Division of Applied Life Science (BK21 Four Program), Plant Molecular Biology and Biotechnology Research Center, Gyeongsang National University, Jinju, 660-701, Republic of Korea.
Crop Science and Rural Development Division, College of Agriculture, Bac Lieu University, Bac Lieu, 97000, Vietnam.
Plant Cell Rep. 2021 Jun;40(6):999-1011. doi: 10.1007/s00299-020-02622-z. Epub 2020 Oct 19.

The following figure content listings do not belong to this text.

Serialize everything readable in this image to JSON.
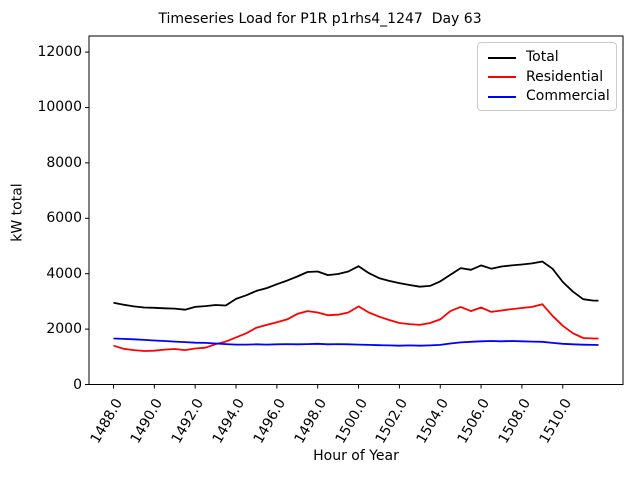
{
  "figure": {
    "title": "Timeseries Load for P1R p1rhs4_1247  Day 63",
    "xlabel": "Hour of Year",
    "ylabel": "kW total"
  },
  "chart_data": {
    "type": "line",
    "title": "Timeseries Load for P1R p1rhs4_1247  Day 63",
    "xlabel": "Hour of Year",
    "ylabel": "kW total",
    "grid": false,
    "legend_position": "upper right",
    "xlim": [
      1486.8,
      1512.95
    ],
    "ylim": [
      0,
      12580
    ],
    "xticks": [
      1488,
      1490,
      1492,
      1494,
      1496,
      1498,
      1500,
      1502,
      1504,
      1506,
      1508,
      1510
    ],
    "xtick_labels": [
      "1488.0",
      "1490.0",
      "1492.0",
      "1494.0",
      "1496.0",
      "1498.0",
      "1500.0",
      "1502.0",
      "1504.0",
      "1506.0",
      "1508.0",
      "1510.0"
    ],
    "yticks": [
      0,
      2000,
      4000,
      6000,
      8000,
      10000,
      12000
    ],
    "ytick_labels": [
      "0",
      "2000",
      "4000",
      "6000",
      "8000",
      "10000",
      "12000"
    ],
    "x": [
      1488.0,
      1488.5,
      1489.0,
      1489.5,
      1490.0,
      1490.5,
      1491.0,
      1491.5,
      1492.0,
      1492.5,
      1493.0,
      1493.5,
      1494.0,
      1494.5,
      1495.0,
      1495.5,
      1496.0,
      1496.5,
      1497.0,
      1497.5,
      1498.0,
      1498.5,
      1499.0,
      1499.5,
      1500.0,
      1500.5,
      1501.0,
      1501.5,
      1502.0,
      1502.5,
      1503.0,
      1503.5,
      1504.0,
      1504.5,
      1505.0,
      1505.5,
      1506.0,
      1506.5,
      1507.0,
      1507.5,
      1508.0,
      1508.5,
      1509.0,
      1509.5,
      1510.0,
      1510.5,
      1511.0,
      1511.5,
      1511.75
    ],
    "series": [
      {
        "name": "Total",
        "color": "#000000",
        "values": [
          2950,
          2880,
          2820,
          2780,
          2770,
          2750,
          2740,
          2700,
          2800,
          2830,
          2870,
          2850,
          3090,
          3220,
          3380,
          3480,
          3620,
          3750,
          3900,
          4060,
          4080,
          3950,
          3990,
          4080,
          4270,
          4020,
          3840,
          3740,
          3660,
          3590,
          3530,
          3560,
          3720,
          3960,
          4200,
          4140,
          4300,
          4180,
          4260,
          4300,
          4330,
          4370,
          4440,
          4180,
          3700,
          3350,
          3080,
          3030,
          3030
        ]
      },
      {
        "name": "Residential",
        "color": "#ff0000",
        "values": [
          1400,
          1290,
          1240,
          1210,
          1220,
          1260,
          1280,
          1240,
          1300,
          1330,
          1460,
          1550,
          1700,
          1850,
          2050,
          2150,
          2250,
          2350,
          2550,
          2650,
          2600,
          2500,
          2520,
          2600,
          2820,
          2600,
          2450,
          2330,
          2220,
          2180,
          2150,
          2220,
          2350,
          2650,
          2800,
          2650,
          2780,
          2620,
          2670,
          2720,
          2760,
          2800,
          2900,
          2480,
          2120,
          1850,
          1680,
          1660,
          1660
        ]
      },
      {
        "name": "Commercial",
        "color": "#0000ff",
        "values": [
          1660,
          1645,
          1630,
          1610,
          1590,
          1570,
          1550,
          1530,
          1510,
          1500,
          1480,
          1460,
          1440,
          1440,
          1450,
          1440,
          1450,
          1460,
          1450,
          1460,
          1470,
          1450,
          1460,
          1450,
          1440,
          1430,
          1420,
          1410,
          1400,
          1410,
          1400,
          1410,
          1430,
          1480,
          1520,
          1540,
          1560,
          1570,
          1560,
          1570,
          1560,
          1550,
          1540,
          1500,
          1470,
          1450,
          1435,
          1430,
          1425
        ]
      }
    ]
  }
}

CRISPR/Cas9-based multiplexed editing of SlHyPRP1 resulted in precise deletions of its functional motif(s), thereby resulting in salt stress-tolerant events in cultivated tomato. Crop genetic improvement to address environmental stresses for sustainable food production has been in high demand, especially given the current situation of global climate changes and reduction of the global food production rate/population rate. Recently, the emerging clustered regularly interspaced short palindromic repeats (CRISPR)/CRISPR-associated protein (Cas)-based targeted mutagenesis has provided a revolutionary approach to crop improvement. The major application of CRISPR/Cas in plant genome editing has been the generation of indel mutations via error-prone nonhomologous end joining (NHEJ) repair of DNA DSBs. In this study, we examined the power of the CRISPR/Cas9-based novel approach in the precise manipulation of protein domains of tomato hybrid proline-rich protein 1 (HyPRP1), which is a negative regulator of salt stress responses. We revealed that the precise elimination of SlHyPRP1 negative-response domain(s) led to high salinity tolerance at the germination and vegetative stages in our experimental conditions. CRISPR/Cas9-based domain editing may be an efficient tool to engineer multidomain proteins of important food crops to cope with global climate changes for sustainable agriculture and future food security.
基于 CRISPR/Cas9 的 SlHyPRP1 多重编辑导致其功能基序的精确缺失,从而在栽培番茄中产生耐盐胁迫的事件。为了实现可持续粮食生产而应对环境压力的作物遗传改良一直是人们的强烈需求,尤其是考虑到当前全球气候变化和全球粮食生产速率/人口比率下降的情况。最近,新兴的成簇规律间隔短回文重复(CRISPR)/CRISPR 相关蛋白(Cas)靶向诱变技术为作物改良提供了一种革命性的方法。CRISPR/Cas 在植物基因组编辑中的主要应用是通过易错的非同源末端连接(NHEJ)修复 DNA DSB 产生插入缺失突变。在这项研究中,我们研究了基于 CRISPR/Cas9 的新型方法在番茄杂种脯氨酸丰富蛋白 1(HyPRP1)蛋白结构域精确操作中的作用,该蛋白是盐胁迫反应的负调控因子。我们发现,在我们的实验条件下,SlHyPRP1 负响应结构域的精确消除导致了发芽和营养生长阶段的高耐盐性。基于 CRISPR/Cas9 的结构域编辑可能是一种有效的工具,可以对重要粮食作物的多结构域蛋白进行工程改造,以应对全球气候变化,实现可持续农业和未来粮食安全。